A Hybrid CNN–Vision Transformer Framework with Attention-Based Feature Optimization for Medicinal Leaf Classification
Main Article Content
Abstract
Accurate identification of medicinal plants plays a crucial role in healthcare, herbal medicine, and biodiversity conservation. Traditional plant identification methods rely heavily on expert knowledge and manual inspection, making them time-consuming and error-prone. Recent advancements in deep learning have demonstrated promising results in image-based plant classification; however, existing approaches often suffer from high computational complexity, limited robustness, and poor generalization. This work presents a hybrid medicinal leaf classification framework that integrates convolutional neural networks (CNNs) and Vision Transformers (ViTs) to exploit both local and global feature representations. Initially, an image quality assessment module filters and enhances input leaf images based on blur and illumination conditions.
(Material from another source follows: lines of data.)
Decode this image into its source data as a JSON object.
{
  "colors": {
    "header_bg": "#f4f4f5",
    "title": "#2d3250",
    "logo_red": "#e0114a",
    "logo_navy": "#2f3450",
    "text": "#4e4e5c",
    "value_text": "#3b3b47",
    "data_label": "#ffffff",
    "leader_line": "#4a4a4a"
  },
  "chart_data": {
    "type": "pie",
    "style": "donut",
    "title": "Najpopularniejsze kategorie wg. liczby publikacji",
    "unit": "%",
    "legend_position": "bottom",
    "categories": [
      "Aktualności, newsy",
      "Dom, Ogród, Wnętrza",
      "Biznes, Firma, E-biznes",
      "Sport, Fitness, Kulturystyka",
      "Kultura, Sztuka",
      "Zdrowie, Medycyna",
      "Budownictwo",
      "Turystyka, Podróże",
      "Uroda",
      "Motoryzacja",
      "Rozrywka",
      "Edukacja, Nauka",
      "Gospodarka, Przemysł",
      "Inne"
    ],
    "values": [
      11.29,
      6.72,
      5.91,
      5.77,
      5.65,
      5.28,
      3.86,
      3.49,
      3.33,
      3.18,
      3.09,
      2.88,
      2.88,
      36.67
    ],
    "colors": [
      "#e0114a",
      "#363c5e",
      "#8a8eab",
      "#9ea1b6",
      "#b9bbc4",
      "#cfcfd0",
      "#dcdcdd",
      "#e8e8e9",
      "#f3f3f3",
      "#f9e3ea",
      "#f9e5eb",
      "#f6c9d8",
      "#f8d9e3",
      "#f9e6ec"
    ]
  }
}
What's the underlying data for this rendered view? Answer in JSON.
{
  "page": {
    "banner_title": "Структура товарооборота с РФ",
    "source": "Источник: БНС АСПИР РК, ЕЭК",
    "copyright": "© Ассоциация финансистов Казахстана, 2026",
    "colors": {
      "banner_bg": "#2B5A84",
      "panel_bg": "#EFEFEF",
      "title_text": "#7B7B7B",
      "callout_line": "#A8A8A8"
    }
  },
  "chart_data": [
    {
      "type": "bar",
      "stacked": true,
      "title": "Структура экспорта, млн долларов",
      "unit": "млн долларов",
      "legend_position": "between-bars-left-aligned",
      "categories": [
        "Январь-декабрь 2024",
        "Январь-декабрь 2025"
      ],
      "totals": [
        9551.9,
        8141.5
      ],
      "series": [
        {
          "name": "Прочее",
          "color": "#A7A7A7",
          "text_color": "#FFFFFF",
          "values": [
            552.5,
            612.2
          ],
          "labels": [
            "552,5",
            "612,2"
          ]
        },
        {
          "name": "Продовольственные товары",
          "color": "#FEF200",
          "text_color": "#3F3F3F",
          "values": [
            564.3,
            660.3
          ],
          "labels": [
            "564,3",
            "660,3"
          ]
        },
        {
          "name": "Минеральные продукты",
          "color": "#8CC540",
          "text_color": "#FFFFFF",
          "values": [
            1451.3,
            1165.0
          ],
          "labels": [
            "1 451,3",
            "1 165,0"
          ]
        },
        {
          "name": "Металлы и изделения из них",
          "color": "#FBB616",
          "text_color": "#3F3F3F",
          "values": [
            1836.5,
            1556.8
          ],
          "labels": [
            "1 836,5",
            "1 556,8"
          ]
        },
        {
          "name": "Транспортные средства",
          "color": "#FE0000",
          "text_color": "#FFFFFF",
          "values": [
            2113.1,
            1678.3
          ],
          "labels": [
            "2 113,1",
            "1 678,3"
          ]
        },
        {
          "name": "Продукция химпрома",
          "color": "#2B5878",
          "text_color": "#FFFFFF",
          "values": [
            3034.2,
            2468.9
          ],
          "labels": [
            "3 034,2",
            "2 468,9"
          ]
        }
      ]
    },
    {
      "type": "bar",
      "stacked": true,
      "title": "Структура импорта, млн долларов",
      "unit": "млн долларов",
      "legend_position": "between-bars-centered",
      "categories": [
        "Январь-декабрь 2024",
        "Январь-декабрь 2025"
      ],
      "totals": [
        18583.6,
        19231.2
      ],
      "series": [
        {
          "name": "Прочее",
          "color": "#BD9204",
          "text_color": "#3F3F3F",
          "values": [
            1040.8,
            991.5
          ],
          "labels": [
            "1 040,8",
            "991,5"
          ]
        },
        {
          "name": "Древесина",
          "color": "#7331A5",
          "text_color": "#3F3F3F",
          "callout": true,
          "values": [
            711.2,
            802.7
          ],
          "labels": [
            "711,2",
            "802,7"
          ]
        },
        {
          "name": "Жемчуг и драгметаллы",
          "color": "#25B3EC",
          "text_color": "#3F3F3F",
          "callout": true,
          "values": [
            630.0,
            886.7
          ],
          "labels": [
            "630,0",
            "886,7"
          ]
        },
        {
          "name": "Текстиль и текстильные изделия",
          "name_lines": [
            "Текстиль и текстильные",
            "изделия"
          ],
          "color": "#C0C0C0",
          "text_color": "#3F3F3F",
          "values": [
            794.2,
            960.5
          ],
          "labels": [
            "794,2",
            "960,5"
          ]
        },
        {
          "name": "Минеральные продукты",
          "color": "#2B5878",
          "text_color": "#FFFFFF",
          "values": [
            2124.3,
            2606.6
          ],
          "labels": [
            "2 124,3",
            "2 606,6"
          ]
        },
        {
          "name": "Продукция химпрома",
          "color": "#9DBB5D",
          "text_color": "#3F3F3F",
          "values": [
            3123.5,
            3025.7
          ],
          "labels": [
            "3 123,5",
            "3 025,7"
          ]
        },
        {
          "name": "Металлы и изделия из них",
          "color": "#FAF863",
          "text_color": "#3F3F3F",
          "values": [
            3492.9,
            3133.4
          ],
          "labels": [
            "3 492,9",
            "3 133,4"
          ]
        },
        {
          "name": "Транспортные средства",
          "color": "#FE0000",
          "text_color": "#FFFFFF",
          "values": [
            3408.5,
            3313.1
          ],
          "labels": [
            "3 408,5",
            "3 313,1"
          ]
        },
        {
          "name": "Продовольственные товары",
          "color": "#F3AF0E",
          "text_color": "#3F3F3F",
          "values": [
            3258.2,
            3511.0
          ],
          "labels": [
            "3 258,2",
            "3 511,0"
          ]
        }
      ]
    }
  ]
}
A lightweight CNN is employed to extract local spatial features, while a ViT encoder captures global contextual information. The extracted features are fused and optimized using an attention-based feature selection mechanism to emphasize discriminative attributes. Finally, MobileNet and DenseNet models are used for accurate classification of about 92% medicinal plant species. Experimental results on a publicly available medicinal leaf dataset demonstrate improved classification performance and robustness compared to conventional deep learning models. The proposed system provides an effective and scalable solution for automated medicinal plant identification.